The implementation of the Employment Rights Bill (ERB) introduces new challenges which will heighten the risks of paying incorrect holiday pay. In addition, provisions within the ERB make it more difficult for employers to change contractual holiday pay schemes.

The ERB will establish the Fair Work Agency, proposed to launch in April 2026 (FWA). The FWA will have strong powers to investigate and take action against employers who are found to be incompliant with employment legislation. The powers of the FWA are expansive, however, some key powers are below:

  • The power to inspect workplaces and require employers to provide documentation which shows they are compliant with employment legislation;
  • Issue a Notice of Underpayment in respect of any employee found to be underpaid – this includes holiday pay. This will involve repayment of underpaid sums to all applicable workers for the 6 year period before the date of the notice.
  • In addition, the FWA can impose a penalty to the value of 200% of the sum outlined in the Notice of Underpayment, per worker. A discount may be given if the employer pays within 14 days.

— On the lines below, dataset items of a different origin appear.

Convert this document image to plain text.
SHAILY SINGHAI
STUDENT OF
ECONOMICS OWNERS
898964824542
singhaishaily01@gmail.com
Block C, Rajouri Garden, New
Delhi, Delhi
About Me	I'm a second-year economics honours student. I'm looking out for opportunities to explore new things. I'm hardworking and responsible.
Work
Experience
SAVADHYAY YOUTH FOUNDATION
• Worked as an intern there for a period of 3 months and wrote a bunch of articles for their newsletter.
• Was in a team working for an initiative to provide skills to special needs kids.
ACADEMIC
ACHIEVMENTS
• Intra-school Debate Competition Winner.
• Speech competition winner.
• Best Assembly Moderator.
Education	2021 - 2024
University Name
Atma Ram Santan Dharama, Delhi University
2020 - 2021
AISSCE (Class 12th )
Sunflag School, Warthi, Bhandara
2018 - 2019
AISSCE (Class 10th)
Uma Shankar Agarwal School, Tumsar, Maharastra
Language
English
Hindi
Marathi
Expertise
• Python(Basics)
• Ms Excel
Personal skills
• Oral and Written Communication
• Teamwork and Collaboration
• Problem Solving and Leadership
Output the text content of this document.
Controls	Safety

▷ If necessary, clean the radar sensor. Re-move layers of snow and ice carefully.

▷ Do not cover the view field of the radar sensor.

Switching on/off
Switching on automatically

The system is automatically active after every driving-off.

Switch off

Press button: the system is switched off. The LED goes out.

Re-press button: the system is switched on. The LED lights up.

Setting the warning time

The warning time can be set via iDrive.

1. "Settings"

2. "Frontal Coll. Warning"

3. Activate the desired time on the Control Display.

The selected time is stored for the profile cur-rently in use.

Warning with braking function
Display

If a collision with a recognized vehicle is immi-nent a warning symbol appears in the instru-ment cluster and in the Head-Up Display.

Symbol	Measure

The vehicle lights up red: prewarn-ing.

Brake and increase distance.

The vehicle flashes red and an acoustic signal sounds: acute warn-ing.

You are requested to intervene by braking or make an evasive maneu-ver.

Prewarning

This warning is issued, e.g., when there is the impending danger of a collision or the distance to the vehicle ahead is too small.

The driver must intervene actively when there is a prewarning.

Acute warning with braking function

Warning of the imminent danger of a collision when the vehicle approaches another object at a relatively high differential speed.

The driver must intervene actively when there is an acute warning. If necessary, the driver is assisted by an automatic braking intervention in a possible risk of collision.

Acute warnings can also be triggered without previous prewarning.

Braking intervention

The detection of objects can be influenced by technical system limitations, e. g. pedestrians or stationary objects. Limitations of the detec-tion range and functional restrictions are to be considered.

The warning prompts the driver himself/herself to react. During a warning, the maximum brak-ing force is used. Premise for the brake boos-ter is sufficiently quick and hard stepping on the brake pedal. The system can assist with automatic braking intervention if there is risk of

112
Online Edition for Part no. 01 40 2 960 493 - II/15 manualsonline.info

The creation of the FWA undoubtedly heightens the risks for employers who are not paying holiday pay correctly. With investigatory powers and the ability to both enforce payment and issue a penalty, it is important to ensure that practices are compliant with the law in advance.

Developing case law

Claims for unlawful deductions of wages are subject to a two-year backstop. In practical terms, this means that where an employer is found to have made an unlawful deduction from wages, calculation of the repayment is capped at the previous 2 year period. This substantially cuts down the value and risk of a historic holiday pay claim.

This position is now being threatened as a result of the decision made in the employment tribunal case, Afshar v Addison Lee Ltd 2020. It was held in this case that the two-year backstop on deductions from wages was ultra vires (unlawful) and therefore of no effect. This is a first tier tribunal decision and so is not binding on other courts and tribunals. However, the case has been appealed to the Employment Appeal Tribunal (EAT). If the EAT agrees with this position, it will become binding and claims for arrears of holiday pay could go back many years. The case has not yet been listed but the HR and Legal team at Scot Eng will continue to monitor its progress.

What can we do now?

It is advised that members review their practices and procedures to ensure that they are compliant with the law. Member companies who subscribe to Scottish Engineering’s Integrated Support & Advice service can benefit from reviews of this nature.

Particular caution should be exercised around holiday pay considering the evolving legislative framework over recent years. If your business is not paying the correct amount of holiday pay, you should take steps to rectify it as soon as possible. The best solution will be dependent on your specific business and so legal advice is advised to reduce as much risk as possible. The risk of claims being higher-value, coupled with increased regulatory power, means it is more important than ever to get pay right.